Le tribunal est un théâtre et tout y est représentation. Le film met en lumière l'impuissance de tout système judiciaire à rendre des décisions véritablement justes. En effet, La force de conviction des avocats prend clairement le pas sur les faits présentés. A bien des égards, les témoins sont littéralement agressés et poussés dans leurs retranchements, ce qui n'est pas sans amuser la foule des spectateurs. Même le jeune psychologue amené à témoigner doit revêtir des lunettes, une sorte de déguisement, pour paraitre plus sérieux, plus expérimenté face à son auditoire. En faisant des allusions douteuses, les avocats font preuve de malice, car ils savent que ces éléments resteront en mémoire malgré les objections retenues. Outre l’indépendance de la justice, d’autres institutions s’invitent et orientent le procès d’une manière détournée. C’est le cas de l’armée qui envoi gratuitement un de ses psychologues témoigner en faveur du militaire accusé dans l’affaire. L’institution militaire protège ses poulains, les dires du psychologue seront réfutés par un confrère issu d’une autre branche, mais pour les douze membres qui composent le jury, la parole de l’un peut bien valoir les dires de l’autre. Une manière de neutraliser l’accusation, car dans le doute d’une condamnation injuste, la prudence est souvent de mise.
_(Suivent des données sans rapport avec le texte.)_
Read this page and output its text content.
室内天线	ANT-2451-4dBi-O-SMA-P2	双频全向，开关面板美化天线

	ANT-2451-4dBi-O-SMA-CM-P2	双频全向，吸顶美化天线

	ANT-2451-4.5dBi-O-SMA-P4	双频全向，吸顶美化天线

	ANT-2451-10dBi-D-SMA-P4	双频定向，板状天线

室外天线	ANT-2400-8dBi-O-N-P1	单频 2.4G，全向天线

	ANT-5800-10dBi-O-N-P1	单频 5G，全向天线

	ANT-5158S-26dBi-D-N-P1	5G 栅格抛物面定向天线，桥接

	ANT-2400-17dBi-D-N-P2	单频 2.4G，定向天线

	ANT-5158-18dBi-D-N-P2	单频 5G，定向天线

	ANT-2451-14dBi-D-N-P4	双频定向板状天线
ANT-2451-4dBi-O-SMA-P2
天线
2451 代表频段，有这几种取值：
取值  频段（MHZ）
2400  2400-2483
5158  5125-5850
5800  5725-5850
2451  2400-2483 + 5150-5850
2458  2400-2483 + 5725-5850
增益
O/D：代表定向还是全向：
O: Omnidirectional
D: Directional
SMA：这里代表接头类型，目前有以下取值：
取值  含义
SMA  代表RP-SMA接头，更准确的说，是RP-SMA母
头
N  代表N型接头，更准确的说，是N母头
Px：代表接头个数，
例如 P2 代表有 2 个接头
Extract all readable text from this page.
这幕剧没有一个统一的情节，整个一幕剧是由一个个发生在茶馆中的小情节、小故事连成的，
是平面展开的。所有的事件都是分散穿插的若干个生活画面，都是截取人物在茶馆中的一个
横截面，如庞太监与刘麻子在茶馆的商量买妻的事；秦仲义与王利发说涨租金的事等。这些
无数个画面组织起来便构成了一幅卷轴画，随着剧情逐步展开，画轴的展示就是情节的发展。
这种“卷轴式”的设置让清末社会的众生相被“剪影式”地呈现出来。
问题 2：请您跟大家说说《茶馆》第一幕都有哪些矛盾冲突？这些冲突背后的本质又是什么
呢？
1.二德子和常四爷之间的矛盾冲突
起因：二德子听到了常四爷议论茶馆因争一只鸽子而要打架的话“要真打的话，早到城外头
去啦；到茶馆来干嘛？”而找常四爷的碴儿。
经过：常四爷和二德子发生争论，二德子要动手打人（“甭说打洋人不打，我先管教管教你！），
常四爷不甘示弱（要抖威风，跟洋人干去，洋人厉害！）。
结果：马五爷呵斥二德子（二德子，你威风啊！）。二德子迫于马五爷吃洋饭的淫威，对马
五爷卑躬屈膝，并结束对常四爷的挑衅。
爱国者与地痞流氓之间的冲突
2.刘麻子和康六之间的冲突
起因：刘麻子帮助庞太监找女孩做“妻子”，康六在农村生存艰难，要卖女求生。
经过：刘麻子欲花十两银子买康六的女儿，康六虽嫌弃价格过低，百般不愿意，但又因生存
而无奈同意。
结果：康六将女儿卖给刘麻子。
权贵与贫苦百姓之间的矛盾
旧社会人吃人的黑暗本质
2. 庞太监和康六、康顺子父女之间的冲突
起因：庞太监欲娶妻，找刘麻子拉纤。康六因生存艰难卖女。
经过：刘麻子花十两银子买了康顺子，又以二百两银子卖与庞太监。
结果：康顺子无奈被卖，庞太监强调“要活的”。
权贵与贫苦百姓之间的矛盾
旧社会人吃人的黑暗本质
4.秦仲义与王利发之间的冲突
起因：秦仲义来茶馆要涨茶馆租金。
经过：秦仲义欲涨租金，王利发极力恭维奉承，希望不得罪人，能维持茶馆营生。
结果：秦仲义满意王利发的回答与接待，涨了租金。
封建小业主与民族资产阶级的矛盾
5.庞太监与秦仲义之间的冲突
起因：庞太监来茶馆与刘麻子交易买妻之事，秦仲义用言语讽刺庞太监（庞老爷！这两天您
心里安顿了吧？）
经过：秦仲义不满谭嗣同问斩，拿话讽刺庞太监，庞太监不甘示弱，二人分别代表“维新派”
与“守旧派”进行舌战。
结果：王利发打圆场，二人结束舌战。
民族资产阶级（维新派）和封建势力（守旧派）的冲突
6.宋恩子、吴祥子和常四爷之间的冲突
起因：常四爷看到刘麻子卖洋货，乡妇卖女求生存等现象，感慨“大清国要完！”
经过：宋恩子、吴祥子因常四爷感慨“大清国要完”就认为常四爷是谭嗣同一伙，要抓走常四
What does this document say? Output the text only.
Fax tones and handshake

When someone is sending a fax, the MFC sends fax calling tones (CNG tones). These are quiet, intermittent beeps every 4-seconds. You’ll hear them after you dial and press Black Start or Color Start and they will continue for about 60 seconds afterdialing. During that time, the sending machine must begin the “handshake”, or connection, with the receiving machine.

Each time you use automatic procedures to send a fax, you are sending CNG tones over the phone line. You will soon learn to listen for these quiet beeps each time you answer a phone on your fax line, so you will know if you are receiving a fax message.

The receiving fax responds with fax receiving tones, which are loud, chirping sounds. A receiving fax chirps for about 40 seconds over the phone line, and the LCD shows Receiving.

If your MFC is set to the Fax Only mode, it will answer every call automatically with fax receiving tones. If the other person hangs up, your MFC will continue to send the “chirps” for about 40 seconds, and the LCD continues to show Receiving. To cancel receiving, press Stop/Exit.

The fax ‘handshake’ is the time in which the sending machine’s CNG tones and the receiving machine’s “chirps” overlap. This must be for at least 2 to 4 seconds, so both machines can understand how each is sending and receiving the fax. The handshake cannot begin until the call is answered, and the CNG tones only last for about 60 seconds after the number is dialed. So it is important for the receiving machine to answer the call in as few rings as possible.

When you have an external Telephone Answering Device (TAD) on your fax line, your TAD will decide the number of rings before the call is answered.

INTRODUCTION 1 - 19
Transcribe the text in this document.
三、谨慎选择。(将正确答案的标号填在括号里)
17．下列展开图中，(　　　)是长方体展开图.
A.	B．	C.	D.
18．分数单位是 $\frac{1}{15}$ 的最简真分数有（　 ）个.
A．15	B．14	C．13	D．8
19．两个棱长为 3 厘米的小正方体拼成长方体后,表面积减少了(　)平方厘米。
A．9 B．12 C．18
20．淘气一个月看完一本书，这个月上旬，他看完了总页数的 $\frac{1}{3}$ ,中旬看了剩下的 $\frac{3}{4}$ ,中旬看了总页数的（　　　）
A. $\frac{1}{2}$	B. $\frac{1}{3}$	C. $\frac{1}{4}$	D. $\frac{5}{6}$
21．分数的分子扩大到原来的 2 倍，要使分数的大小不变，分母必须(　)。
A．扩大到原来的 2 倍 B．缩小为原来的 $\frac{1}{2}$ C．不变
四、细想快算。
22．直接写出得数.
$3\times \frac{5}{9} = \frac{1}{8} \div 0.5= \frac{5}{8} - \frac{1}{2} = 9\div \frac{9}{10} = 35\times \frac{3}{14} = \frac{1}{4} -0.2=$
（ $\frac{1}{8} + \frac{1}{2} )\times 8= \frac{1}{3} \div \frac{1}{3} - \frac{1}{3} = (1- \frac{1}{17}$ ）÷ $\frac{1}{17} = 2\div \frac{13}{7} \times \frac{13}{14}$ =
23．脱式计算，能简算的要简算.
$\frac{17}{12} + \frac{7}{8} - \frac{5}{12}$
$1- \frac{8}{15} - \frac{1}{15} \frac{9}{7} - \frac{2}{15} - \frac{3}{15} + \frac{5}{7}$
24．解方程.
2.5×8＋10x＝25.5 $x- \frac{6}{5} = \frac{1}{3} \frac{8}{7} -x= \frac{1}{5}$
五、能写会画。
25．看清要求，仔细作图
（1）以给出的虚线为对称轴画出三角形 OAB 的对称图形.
Biegler, le brillant avocat incarné par James Stewart est lui-même mandaté. Certains signes dévoilent qu'il n’est pas entièrement convaincu par l'innocence de son client. Après tout, l’avocat se clame trop pur pour l’impureté naturelle des lois. Pourtant, il incite son client à plaider non coupable, car l'historique judiciaire est de son côté et l'ultime carte d’un fameux précédent est tirée. De la même manière, le film assimile la plaidoirie à des appâts amorcé dans l’autre camp. Les joutes oratoires deviennent assimilables à la pêche à la ligne, une pratique affectionnée par Biegler, mais également par le juge Weaver. La manipulation est la règle. Ses mécanismes sont compris et incités à chaque rang d’un théâtre qui se voudrait aisément comique s’il ne témoignait pas d’éléments tangibles à portée tragique.

D'une certaine manière, l'administration judiciaire se rend compétente pour interpréter un crime en un acte de jalousie non contrôlé. Nous n'assisterons pas une réduction de peine, l’accusé a plaidé non coupable, mais tout simplement à l'abandon des charges. La morale est en berne. Enfin, ce dernier élément amène une réflexion psychologique sur la responsabilité des actes commis. Déclarer l’accusé non coupable, c’est l’innocenter alors que le meurtre a bien eu lieu et l’identité du tueur ne fait aucun doute. Si la « folie passagère » est un argument recevable dans le but de reconsidérer une peine, il ne peut dédouaner totalement. La remise en liberté immédiate du criminel surligne le caractère frivole d’une justice enlisée dans ses traditions et sa dimension spectaculaire. Inspiré, Preminger maintient le doute sur la sincérité de l’accusé et de sa femme, impliquée malgré elle dans l’affaire.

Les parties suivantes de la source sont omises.